Output Artifacts#

This page describes the artifact produced by eval/model_eval.

The eval_results Contract#

step.toml declares a single produced artifact.

Field

Value

type

eval_results

description

Benchmark metrics, artifacts, and evaluation summaries produced by NeMo Evaluator.

The contract is intentionally loose. Nemotron does not normalize evaluator outputs. NeMo Evaluator Launcher owns the exact file set and directory shape under the configured output_dir.

Launcher Config#

Before calling the launcher, the step saves the resolved launcher config and prints:

launcher_config: <path>

If the launcher returns an invocation id, the step also prints:

launcher_invocation_id: <id>
status_command: nemo-evaluator-launcher status <id>
logs_command: nemo-evaluator-launcher logs <id>

Those commands are the source of truth for job state and logs after submission.

Directory Layout#

The base output directory is output_dir, copied into execution.output_dir.
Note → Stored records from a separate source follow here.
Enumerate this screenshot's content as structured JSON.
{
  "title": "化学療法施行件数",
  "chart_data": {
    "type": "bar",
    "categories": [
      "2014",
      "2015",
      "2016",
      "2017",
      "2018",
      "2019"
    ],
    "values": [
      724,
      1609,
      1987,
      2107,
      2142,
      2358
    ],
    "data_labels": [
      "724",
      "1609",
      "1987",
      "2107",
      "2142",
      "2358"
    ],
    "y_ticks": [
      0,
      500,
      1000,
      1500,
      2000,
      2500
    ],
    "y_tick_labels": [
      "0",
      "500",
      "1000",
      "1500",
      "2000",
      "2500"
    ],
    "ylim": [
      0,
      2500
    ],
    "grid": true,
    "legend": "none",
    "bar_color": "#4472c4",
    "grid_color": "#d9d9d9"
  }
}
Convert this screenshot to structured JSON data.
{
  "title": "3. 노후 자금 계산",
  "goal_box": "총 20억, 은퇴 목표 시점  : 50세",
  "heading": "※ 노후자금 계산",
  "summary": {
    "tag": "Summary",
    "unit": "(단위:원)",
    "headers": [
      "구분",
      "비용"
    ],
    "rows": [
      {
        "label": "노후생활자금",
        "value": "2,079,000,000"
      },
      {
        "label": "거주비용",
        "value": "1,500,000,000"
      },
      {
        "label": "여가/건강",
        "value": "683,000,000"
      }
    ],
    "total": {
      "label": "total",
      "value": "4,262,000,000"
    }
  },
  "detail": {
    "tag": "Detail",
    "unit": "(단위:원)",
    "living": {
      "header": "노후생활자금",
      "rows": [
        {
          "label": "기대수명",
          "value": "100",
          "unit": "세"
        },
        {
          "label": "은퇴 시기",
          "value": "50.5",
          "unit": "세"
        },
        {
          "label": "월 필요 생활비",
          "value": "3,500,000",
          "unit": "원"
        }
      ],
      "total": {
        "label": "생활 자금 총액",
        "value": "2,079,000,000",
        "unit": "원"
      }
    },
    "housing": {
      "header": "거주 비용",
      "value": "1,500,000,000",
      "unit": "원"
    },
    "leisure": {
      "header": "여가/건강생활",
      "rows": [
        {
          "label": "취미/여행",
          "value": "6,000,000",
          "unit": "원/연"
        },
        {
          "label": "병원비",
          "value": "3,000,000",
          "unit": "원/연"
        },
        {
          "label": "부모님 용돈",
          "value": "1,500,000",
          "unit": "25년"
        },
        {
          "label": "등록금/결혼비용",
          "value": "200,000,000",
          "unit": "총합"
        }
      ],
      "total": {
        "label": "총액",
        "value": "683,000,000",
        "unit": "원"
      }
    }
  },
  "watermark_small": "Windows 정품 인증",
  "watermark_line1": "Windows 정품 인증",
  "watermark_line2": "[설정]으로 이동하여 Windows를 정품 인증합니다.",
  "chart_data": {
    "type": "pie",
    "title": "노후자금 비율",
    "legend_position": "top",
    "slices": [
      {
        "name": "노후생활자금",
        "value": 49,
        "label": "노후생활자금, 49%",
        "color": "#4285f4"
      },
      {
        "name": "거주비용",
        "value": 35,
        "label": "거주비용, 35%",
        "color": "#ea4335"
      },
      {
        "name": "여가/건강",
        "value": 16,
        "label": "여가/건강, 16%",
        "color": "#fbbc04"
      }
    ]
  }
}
The exact files inside that directory depend on the configured launcher tasks.

For the hosted chat smoke test, inspect:

find ./output/eval-tiny-chat -maxdepth 5 -type f | sort

For checkpoint evaluation, inspect the output directory you supplied:

find ./output/eval-megatron -maxdepth 5 -type f | sort

Comparing Runs#

Evaluation results carry meaning when paired with another evaluation. A trained checkpoint is scored against a baseline, a new prompt format is scored against an older one, and a quantized export is scored against the unquantized weights. The comparison is honest when the surrounding configuration is held constant.

Apply the following practices before treating any single evaluation as a result.

  • Run a lightweight baseline before the training, conversion, or quantization step you are measuring.

  • Snapshot the exact evaluation config, including config file name, output_dir, endpoint fields, task list, tokenizer, and generation parameters.

  • Place a date or run identifier in output_dir so baseline and post-change directories live side by side.

  • Keep endpoint type, task versions, tokenizer, and generation parameters identical between runs.

  • Rerun the baseline task set first before exploring new tasks.